Taibbi’s unfocused article harkens back to his salivating earlier pieces that were more in love with turns of phrase than making a point. After a mid-article recap of Boehner’s career there is no prevailing thesis or structure other than his unorganized laundry list of Boehner misdeeds, too often using the Tea Party as a straw man to represent the will of the country at large (seriously?)
The Rest:
- Reviews: TI leads with a three star review that seems even-handed. Surprising that Decemberists scored a four-star here. Both Pearl Jam’s Live on Ten Legs and Jay-Z’s The Hits Collection also net less-than-shocking fours. Reviews dip below three stars for Diddy (a safe target for mockery, since he doesn’t sell issues anymore, James Blunt, who has never been cool enough for RS, and Ciara (mostly a singles article). Also, note the lazy three-star non-review of Cake’s “Showroom of Compassion” – more making fun of the band than actual record opinion.
- Movies: An unusually chock-full issue for Travers – six substantial reviews in a single spread, plus a “10 Worst of 2010” sidebar.
- Ahh, the occasionally featured Tech section, i.e., “We don’t care enough to do something like Wired-or-Tired, but there’s a gadget we think you should buy.”
- The Aretha health blurb is the first time I’ve seen her struggle named as Pancreatic Cancer; RS is right to label it a swift killer.
- The Concert Biz Collapse lead news story is a re-run of the same drum they’ve been banging for the entire past year, though yields this interesting tidbit:
Rivers Cuomo decided he wanted to tour only on weekends. The unorthodox request led his managers to focus on festival dates and shows in big cities – and it paid off. …”[W]e weren’t having to go to a B-market where we weren’t popular.”
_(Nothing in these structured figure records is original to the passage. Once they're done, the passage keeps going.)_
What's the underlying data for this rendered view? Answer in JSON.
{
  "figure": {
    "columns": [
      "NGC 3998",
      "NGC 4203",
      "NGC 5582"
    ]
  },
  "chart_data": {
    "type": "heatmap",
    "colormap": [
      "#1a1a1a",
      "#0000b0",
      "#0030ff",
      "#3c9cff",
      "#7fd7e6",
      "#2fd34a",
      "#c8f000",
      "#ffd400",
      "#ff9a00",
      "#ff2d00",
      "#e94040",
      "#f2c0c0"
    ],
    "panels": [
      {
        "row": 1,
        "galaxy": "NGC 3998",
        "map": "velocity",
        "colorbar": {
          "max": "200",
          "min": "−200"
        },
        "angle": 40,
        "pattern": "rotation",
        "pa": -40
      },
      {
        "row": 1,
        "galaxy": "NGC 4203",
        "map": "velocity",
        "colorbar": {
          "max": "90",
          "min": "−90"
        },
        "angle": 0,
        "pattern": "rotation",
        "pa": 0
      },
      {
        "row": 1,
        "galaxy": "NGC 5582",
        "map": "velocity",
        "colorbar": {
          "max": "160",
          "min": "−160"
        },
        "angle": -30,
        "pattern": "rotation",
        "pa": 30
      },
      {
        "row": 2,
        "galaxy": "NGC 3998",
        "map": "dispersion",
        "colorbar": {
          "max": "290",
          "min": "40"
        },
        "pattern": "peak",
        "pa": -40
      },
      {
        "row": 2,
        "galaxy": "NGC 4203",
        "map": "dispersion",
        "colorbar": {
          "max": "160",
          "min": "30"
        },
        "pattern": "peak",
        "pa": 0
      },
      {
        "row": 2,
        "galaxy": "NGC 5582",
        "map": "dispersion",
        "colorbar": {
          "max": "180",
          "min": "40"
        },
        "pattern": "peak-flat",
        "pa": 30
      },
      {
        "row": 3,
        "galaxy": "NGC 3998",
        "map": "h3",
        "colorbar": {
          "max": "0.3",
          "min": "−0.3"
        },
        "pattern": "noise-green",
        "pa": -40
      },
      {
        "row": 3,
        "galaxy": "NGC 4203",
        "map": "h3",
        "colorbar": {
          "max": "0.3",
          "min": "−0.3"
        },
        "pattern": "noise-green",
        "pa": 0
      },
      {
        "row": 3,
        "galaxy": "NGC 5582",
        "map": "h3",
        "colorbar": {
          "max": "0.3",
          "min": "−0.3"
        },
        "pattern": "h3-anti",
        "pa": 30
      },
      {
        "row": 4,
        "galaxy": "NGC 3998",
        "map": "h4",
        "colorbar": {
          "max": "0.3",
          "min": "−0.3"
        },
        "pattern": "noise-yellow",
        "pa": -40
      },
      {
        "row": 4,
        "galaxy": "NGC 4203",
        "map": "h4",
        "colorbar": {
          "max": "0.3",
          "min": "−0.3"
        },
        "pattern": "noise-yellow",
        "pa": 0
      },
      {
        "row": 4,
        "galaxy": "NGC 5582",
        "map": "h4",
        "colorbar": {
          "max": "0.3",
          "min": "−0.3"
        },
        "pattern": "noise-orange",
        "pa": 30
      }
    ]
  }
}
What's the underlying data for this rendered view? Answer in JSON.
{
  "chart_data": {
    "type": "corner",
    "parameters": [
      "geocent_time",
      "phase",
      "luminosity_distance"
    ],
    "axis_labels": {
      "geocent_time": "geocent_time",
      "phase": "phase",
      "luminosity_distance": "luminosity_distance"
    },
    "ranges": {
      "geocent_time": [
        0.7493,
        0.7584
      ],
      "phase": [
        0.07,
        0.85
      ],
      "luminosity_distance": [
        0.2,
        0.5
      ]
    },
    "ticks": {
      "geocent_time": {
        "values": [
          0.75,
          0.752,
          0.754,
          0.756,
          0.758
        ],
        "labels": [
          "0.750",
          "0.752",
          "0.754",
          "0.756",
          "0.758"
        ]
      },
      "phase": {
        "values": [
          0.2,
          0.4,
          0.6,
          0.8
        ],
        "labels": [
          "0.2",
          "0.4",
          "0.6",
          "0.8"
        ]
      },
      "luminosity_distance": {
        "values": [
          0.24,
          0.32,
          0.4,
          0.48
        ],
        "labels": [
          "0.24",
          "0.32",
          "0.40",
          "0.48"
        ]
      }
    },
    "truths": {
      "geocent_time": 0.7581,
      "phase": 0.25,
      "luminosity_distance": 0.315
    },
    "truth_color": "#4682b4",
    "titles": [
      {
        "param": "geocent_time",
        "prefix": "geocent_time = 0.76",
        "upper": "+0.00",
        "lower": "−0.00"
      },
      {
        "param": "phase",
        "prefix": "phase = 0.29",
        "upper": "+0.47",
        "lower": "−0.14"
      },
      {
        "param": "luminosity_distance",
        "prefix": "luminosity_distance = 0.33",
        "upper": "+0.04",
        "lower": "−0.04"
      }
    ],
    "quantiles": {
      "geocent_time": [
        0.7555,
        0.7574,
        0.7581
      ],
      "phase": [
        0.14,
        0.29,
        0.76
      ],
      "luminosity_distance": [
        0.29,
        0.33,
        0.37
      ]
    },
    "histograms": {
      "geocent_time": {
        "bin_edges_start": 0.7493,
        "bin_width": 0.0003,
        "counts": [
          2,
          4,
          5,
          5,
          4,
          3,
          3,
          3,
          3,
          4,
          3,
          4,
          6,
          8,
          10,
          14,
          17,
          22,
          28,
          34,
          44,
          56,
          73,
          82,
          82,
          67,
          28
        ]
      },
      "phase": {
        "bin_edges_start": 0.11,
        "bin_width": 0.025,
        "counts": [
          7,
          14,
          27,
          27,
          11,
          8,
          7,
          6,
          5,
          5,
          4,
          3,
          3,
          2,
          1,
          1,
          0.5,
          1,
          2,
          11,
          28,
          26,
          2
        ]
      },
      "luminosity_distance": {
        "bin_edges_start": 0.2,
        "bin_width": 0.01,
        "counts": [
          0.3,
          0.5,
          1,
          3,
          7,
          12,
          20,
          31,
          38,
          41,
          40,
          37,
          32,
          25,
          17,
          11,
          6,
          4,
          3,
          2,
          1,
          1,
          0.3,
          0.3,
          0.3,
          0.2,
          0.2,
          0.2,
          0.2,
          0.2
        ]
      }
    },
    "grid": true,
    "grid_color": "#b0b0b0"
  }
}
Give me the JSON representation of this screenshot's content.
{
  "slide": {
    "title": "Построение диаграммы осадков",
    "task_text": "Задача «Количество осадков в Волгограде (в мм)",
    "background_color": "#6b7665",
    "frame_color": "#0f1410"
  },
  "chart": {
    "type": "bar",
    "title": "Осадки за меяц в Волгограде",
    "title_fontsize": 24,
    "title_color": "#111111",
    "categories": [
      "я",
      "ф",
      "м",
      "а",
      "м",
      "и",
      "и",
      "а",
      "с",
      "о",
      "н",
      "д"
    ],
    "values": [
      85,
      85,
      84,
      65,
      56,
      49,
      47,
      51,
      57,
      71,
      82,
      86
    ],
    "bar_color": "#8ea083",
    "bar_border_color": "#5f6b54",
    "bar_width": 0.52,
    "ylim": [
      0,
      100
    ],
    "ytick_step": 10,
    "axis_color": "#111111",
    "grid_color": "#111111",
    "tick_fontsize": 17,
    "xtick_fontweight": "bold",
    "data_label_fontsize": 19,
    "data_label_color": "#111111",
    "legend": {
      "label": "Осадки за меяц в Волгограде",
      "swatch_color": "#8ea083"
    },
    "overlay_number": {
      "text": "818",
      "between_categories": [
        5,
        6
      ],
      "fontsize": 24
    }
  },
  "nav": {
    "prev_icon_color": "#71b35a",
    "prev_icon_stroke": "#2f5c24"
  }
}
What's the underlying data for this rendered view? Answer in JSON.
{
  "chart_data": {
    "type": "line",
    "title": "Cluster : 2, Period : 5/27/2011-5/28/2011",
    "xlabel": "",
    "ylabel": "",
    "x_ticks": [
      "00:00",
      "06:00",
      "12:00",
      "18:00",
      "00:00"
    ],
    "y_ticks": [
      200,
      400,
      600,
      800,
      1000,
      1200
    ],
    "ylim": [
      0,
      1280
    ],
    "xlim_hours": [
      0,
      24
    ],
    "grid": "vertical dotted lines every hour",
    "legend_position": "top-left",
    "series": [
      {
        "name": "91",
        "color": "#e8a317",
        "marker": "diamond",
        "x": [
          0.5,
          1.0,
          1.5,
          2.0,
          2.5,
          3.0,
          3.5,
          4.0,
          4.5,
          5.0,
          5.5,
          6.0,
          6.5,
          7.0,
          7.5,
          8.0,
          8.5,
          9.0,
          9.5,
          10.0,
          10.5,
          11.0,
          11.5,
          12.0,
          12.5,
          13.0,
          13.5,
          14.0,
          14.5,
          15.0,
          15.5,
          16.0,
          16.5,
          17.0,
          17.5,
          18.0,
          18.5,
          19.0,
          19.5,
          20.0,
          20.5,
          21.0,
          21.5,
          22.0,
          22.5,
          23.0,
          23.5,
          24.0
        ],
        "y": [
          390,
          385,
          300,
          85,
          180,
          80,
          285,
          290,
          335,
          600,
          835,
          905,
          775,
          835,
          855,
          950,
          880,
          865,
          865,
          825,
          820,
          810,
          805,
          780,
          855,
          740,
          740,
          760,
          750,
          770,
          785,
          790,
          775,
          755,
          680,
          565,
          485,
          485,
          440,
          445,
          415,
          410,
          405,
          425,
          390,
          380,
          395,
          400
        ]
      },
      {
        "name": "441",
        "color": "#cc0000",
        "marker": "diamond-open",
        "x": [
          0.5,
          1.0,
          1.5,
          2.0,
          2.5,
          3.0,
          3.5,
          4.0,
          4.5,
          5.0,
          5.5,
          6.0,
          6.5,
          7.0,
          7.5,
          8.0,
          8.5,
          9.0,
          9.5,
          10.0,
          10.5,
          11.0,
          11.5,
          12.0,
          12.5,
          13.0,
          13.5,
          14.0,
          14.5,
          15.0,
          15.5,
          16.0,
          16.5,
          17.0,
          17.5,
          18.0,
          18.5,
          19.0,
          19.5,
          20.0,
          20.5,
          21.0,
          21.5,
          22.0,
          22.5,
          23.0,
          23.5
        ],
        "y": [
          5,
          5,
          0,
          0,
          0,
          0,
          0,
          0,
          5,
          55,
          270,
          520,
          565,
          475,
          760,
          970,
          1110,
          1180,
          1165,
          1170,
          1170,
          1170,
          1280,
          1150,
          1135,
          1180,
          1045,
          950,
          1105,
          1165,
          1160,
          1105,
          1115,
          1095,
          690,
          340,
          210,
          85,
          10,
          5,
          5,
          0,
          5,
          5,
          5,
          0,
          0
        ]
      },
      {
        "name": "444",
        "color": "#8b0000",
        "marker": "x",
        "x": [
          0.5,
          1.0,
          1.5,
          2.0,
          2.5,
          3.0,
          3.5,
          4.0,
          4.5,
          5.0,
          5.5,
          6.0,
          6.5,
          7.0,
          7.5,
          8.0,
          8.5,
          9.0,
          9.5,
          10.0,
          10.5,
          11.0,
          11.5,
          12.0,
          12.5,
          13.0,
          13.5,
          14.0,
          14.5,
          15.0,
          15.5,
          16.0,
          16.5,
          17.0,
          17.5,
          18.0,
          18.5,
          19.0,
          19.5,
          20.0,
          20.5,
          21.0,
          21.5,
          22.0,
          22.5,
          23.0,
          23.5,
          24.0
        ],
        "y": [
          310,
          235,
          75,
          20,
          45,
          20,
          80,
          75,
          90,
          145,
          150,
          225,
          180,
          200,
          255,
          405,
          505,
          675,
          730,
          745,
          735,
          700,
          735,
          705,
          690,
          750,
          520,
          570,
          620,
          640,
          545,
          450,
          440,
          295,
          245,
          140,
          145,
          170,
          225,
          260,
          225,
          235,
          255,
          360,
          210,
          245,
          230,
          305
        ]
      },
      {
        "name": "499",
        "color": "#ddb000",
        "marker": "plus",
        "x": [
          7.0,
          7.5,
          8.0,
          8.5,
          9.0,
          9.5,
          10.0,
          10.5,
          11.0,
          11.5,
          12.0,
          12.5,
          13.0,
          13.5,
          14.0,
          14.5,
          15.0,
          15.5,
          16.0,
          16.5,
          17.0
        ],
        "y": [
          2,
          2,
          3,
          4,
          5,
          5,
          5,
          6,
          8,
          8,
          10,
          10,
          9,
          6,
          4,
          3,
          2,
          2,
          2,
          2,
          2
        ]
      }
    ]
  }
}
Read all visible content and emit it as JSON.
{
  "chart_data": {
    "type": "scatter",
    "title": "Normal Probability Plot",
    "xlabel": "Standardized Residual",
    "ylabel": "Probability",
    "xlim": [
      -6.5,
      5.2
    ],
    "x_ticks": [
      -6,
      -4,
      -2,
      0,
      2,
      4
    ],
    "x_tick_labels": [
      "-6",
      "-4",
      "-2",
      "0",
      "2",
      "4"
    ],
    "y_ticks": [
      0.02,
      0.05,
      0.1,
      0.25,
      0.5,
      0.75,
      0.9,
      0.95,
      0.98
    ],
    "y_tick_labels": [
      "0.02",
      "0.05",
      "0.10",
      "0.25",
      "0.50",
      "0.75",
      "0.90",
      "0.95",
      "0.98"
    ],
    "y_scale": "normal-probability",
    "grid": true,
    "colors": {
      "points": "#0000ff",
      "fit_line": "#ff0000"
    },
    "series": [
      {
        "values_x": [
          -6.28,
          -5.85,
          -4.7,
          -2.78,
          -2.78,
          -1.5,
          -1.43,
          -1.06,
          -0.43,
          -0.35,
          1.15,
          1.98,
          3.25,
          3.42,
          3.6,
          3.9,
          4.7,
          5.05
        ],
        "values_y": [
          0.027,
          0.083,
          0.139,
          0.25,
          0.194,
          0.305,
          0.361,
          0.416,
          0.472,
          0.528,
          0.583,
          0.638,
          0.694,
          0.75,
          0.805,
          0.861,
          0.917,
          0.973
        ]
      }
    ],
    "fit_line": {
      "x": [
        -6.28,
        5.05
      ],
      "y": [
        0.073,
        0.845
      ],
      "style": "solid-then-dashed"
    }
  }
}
- In the studio with Bright Eyes? Blech. Oberst is one of the youngest emeritus artists RS covers no matter how boring or irrelevant the associated news is.
- Mellencamp whines about wanting to tour without playing any of his good songs (good luck with that).
- Profile: Duran Duran comes off cool in this brief piece – it contextualizes their teamup with superfan Mark Ronson, and makes the guys sound pretty down-to-earth. (Although, wasn’t RS all over the Timberlake/Timbaland effort? Here they’re eager to pan it.)
- Q&A: Another RS emeritus artists, Kid Rock, gets slavish questions about what it’s like to write such awesome, under-appreciated music and meet presidents. RS has been selling his transformation to legit songwriter-of-the-people pretty hard the past few years.
- Hot List Relevancy: 3/5. Lil Wayne and Bruce at one and two? Does RS have a freaking quota to fill on these two?
- Random Notes: All pretty lame but, look, there’s Lil Wayne again!
- Television: Sheffield nails it in “The New Gay Reality,” tracking the trend of reality TV finally getting comfortable with letting gays characters be as nasty and stupid as everyone else.
- Sports: Taibbi delivers a breathless piece on the Patriot’s Tom Brady that reads like a Playgirl featurette.
- Ask Dr. Ozzy’s Best Line: “With me, I’d end up taking [Vicodin] six every hour, then – if Sharon caught me – I’d blame it on my dyslexia.”
Final Verdict: 5/10 – Okay. Worth buying at the newsstand only for Fallon freaks or for the Plant article, which isn’t all that long.
Wes says
The ice skating Fallon cover is meant to parody the iconic Rolling Stone cover featuring Bruce Springsteen in a similar position:
http://johngushue.typepad.com/.a/6a00d83451f25369e20120a95dd806970b-pi
I know because the picture of Springsteen was taking on the reservoir outside of my grandmother’s house, and my parents had a framed copy on the wall for the past 20 years.
keep says
Please stop writing about and interviewing Robert Plant. Hasen’t he done enough damage to the memory of Rock, or shall we all become infantile in our drooling over the origins of dirt music? Please… find someone and something else to focus on. Like maybe musicians who actually work for a living and bring joy to humans instead of vibrations to monkeys.